Data Does Not Make A Market
Kirsten Stewart continues her excellent reporting about Utah's health system woes (http://www.sltrib.com/sltrib/news/54957256-78/health-data-care-claims.ht...). Excerpts:
It was a data treasure trove promising answers to a question asked by health consumers everywhere: Which doctors, clinics and hospitals deliver the best care for the best price?
But Utah’s All-Payer Claims Database, a repository of all medical and pharmacy insurance claims filed statewide, has failed to deliver.
State Department of Health employees charged with building and overseeing the database have moved on to other positions in state government. The New Jersey-based vendor hired to mine the data, Care Advantage, went out of business last month. And promised reports comparing health centers on certain quality measures have yet to materialize.
But consumer advocates say what’s needed is more funding.
"If our leaders are serious about market-based reform, they need to get serious about funding the tools to make it possible," said Shelly Braun, a policy analyst at the Utah Health Policy Project. "As much as we think we can do things on a shoestring budget, at the end of the day, you get what you pay for."
Utah’s database was conceived in 2008 by a legislative health reform task force as means to arm consumers with the information they need to take charge of their health. It was intended to expose how much value patients receive from their insurance, how much they pay for tests and surgeries, and help them comparison-shop for coverage and medical care.
But Utah’s database was held out as an example of what can be done on the cheap.
While most states spent millions to get their versions running, Utah budgeted $800,000. At last count, the database contained more than 65 million insurance claims dating back to Jan. 1, 2007.
Most private insurers are submitting data. Next to be loaded are Medicare and Medicaid claims.
Last year the state paid the company $230,000, but no payments have been made since January 2012, Nangle said. "We haven’t gotten a bill from them."
My comment:
Market-based reform is and always will be a pipe dream. Nothing about health care is like the prerequisites of a market. Even if this treasure trove of data had been made available to Utahns on-line, market forces will never shape health care delivery into efficiency. The private health insurance business model does not add value to health care delivery. No data base, all-payer or not, can change the basic fact about health insurance: overhead is massive making it the most wasteful method on earth for paying for health care. Even if Utahns could discover what is paid for tests and surgeries they can not comparison shop for the most expensive care, because that care is commonly delivered in urgent situations when 'shopping' is impossible.

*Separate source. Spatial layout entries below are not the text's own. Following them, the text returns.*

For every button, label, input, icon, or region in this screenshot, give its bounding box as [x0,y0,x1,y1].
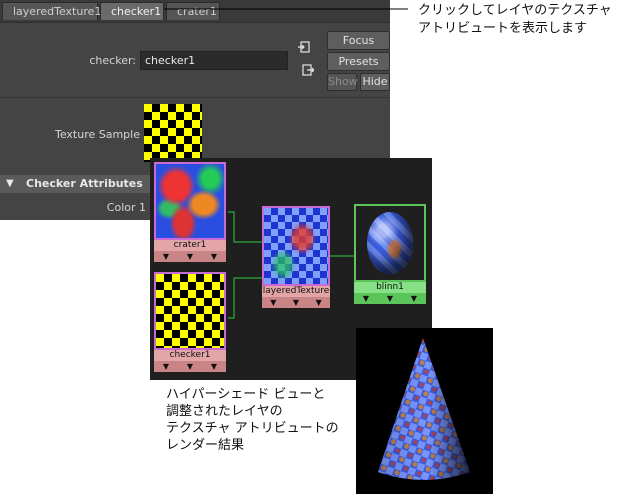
blinn1-sphere [367,212,413,274]
callout-text: クリックしてレイヤのテクスチャ アトリビュートを表示します [418,3,612,36]
layered-texture-swatch [262,206,330,286]
layered-texture-ports[interactable]: ▼ ▼ ▼ [262,297,330,308]
rendered-cone [378,338,470,480]
layered-texture-node[interactable]: layeredTexture ▼ ▼ ▼ [262,206,330,308]
checker1-label: checker1 [154,350,226,361]
layered-texture-label: layeredTexture [262,286,330,297]
blinn1-label: blinn1 [354,282,426,293]
crater1-ports[interactable]: ▼ ▼ ▼ [154,251,226,262]
caption-text: ハイパーシェード ビューと 調整されたレイヤの テクスチャ アトリビュートの レ… [166,387,339,453]
blinn1-ports[interactable]: ▼ ▼ ▼ [354,293,426,304]
checker1-swatch [154,272,226,350]
blinn1-node[interactable]: blinn1 ▼ ▼ ▼ [354,204,426,304]
crater1-swatch [154,162,226,240]
crater1-node[interactable]: crater1 ▼ ▼ ▼ [154,162,226,262]
blinn1-swatch-frame [354,204,426,282]
checker1-node[interactable]: checker1 ▼ ▼ ▼ [154,272,226,372]
checker1-ports[interactable]: ▼ ▼ ▼ [154,361,226,372]
crater1-label: crater1 [154,240,226,251]
render-view [356,328,493,494]
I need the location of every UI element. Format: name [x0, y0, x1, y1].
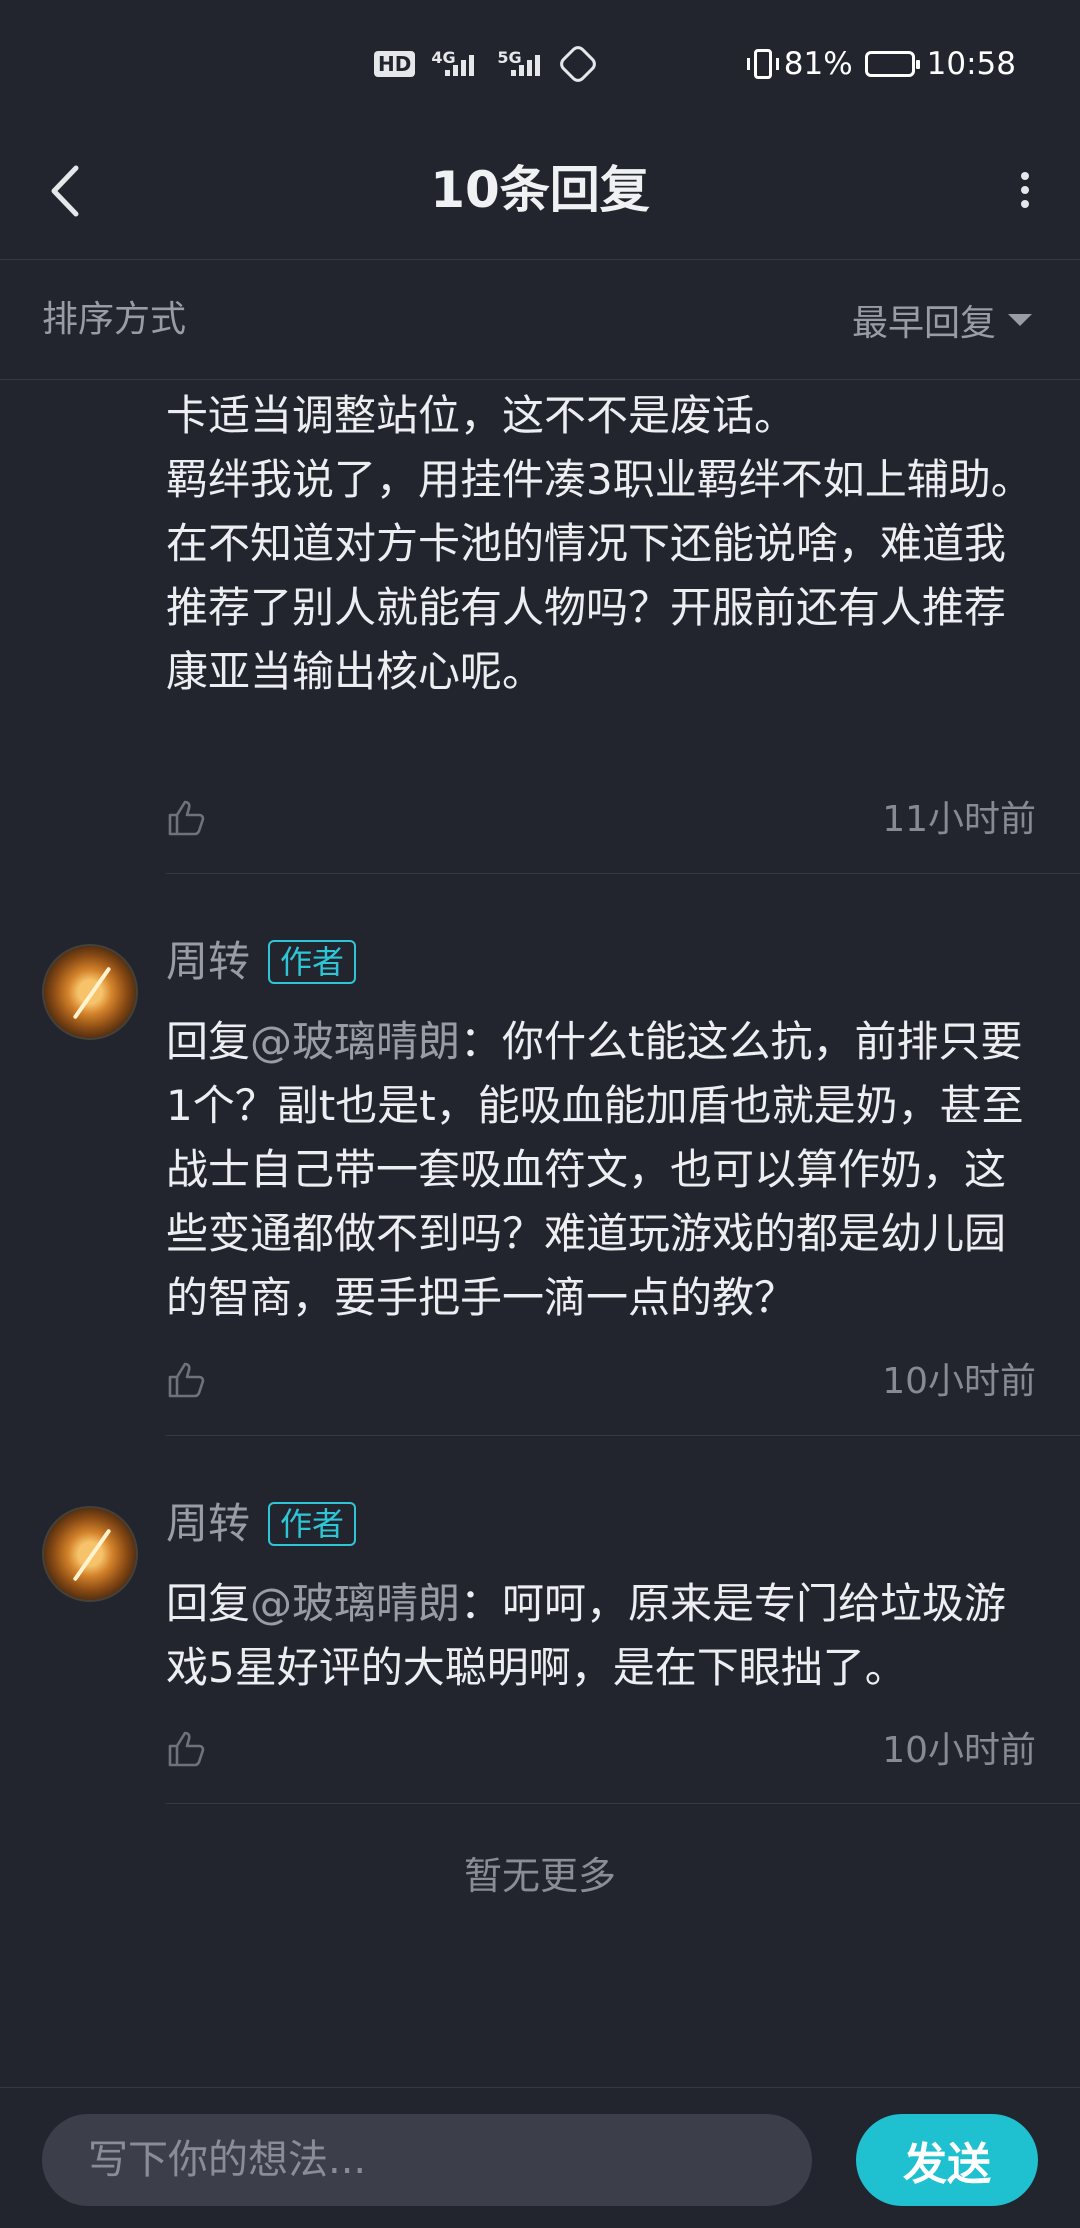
avatar[interactable] [42, 1506, 138, 1602]
hd-badge: HD [374, 51, 416, 77]
thumbs-up-icon[interactable] [166, 1360, 206, 1400]
no-more-label: 暂无更多 [463, 1854, 616, 1898]
comment-time: 11小时前 [882, 799, 1036, 840]
mention-link[interactable]: @玻璃晴朗 [250, 1579, 460, 1628]
gesture-icon [557, 42, 600, 86]
divider [166, 1435, 1080, 1436]
chevron-left-icon [51, 165, 79, 217]
comment-time: 10小时前 [882, 1730, 1036, 1771]
page-title: 10条回复 [430, 161, 650, 219]
reply-prefix: 回复 [166, 1579, 251, 1628]
comment-footer: 10小时前 [166, 1721, 1036, 1781]
thumbs-up-icon[interactable] [166, 1729, 206, 1769]
divider [0, 379, 1080, 380]
username[interactable]: 周转 [166, 1492, 250, 1556]
more-vertical-icon [1021, 172, 1029, 208]
clock: 10:58 [926, 46, 1016, 82]
signal-5g-icon: 5G [497, 46, 547, 82]
sort-selected-value: 最早回复 [851, 303, 996, 344]
send-button[interactable]: 发送 [856, 2114, 1038, 2206]
comment-footer: 10小时前 [166, 1352, 1036, 1412]
username[interactable]: 周转 [166, 930, 250, 994]
mention-link[interactable]: @玻璃晴朗 [250, 1017, 460, 1066]
avatar[interactable] [42, 944, 138, 1040]
comment-input-bar: 发送 [0, 2088, 1080, 2228]
sort-bar: 排序方式 最早回复 [0, 260, 1080, 380]
caret-down-icon [1008, 314, 1032, 326]
title-bar: 10条回复 [0, 120, 1080, 260]
comment-input[interactable] [42, 2114, 812, 2206]
battery-percent: 81% [783, 46, 853, 82]
reply-prefix: 回复 [166, 1017, 251, 1066]
author-badge: 作者 [268, 940, 357, 984]
author-badge: 作者 [268, 1502, 357, 1546]
back-button[interactable] [36, 156, 96, 226]
divider [166, 1803, 1080, 1804]
thumbs-up-icon[interactable] [166, 798, 206, 838]
sort-label: 排序方式 [42, 299, 187, 340]
divider [166, 873, 1080, 874]
status-right-icons: 81% 10:58 [746, 40, 1016, 88]
sort-dropdown[interactable]: 最早回复 [852, 260, 1032, 380]
status-left-icons: HD 4G 5G [374, 42, 600, 86]
comment-time: 10小时前 [882, 1361, 1036, 1402]
status-bar: HD 4G 5G 81% 10:58 [0, 0, 1080, 120]
comment-text: 回复@玻璃晴朗：你什么t能这么抗，前排只要1个？副t也是t，能吸血能加盾也就是奶… [166, 1010, 1046, 1330]
comment-text: 卡适当调整站位，这不不是废话。 羁绊我说了，用挂件凑3职业羁绊不如上辅助。 在不… [166, 391, 1033, 696]
battery-icon [864, 51, 920, 77]
comment-text: 回复@玻璃晴朗：呵呵，原来是专门给垃圾游戏5星好评的大聪明啊，是在下眼拙了。 [166, 1572, 1046, 1700]
more-button[interactable] [1000, 160, 1050, 220]
signal-4g-icon: 4G [431, 46, 481, 82]
vibrate-icon [746, 49, 779, 79]
comment-footer: 11小时前 [166, 790, 1036, 850]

I have participated in many health system reform panel discussions and debates. One physician who often also appeared on those panels and who always took the point of view that patients should be shoppers experienced a myocardial infarction. At a subsequent panel discussion, he described the experience as anything but shopping: lying on his bathroom floor with chest pain hoping that a well-trained ambulance would appear very soon and take him anywhere as quickly as possible. No time for shopping, comparing prices, understanding quality. There are literally hundreds of purchases made on behalf of a patient in those situations: which IV solution? which IV tubing? which medications? which heart monitoring equipment? which resuscitation device? etc. etc. Patients have no clue about any of these decisions. Pretending that a patient can actually make cogent purchases in the face of major trauma, burns, organ transplants, heart surgery, cancer, or urgent perinatal problems (or any of many other emergent conditions) is foolish. And yet, American health system policy remains linked to the idea that market forces will fix what's wrong in our health care delivery. Every politician of both major parties mouths this notion. 80% of the money spent on health care is and always will be spent by physicians and hospitals without any patient input, whether there is an all-payer data base or not.
Don't get me wrong. I very much favor carefully accumulating and reviewing data about health system performance. But the notion that this data will suddenly transform health care delivery into a marketplace where patients will shop for best value is a distortion which keeps us from actually reforming how we do health care business.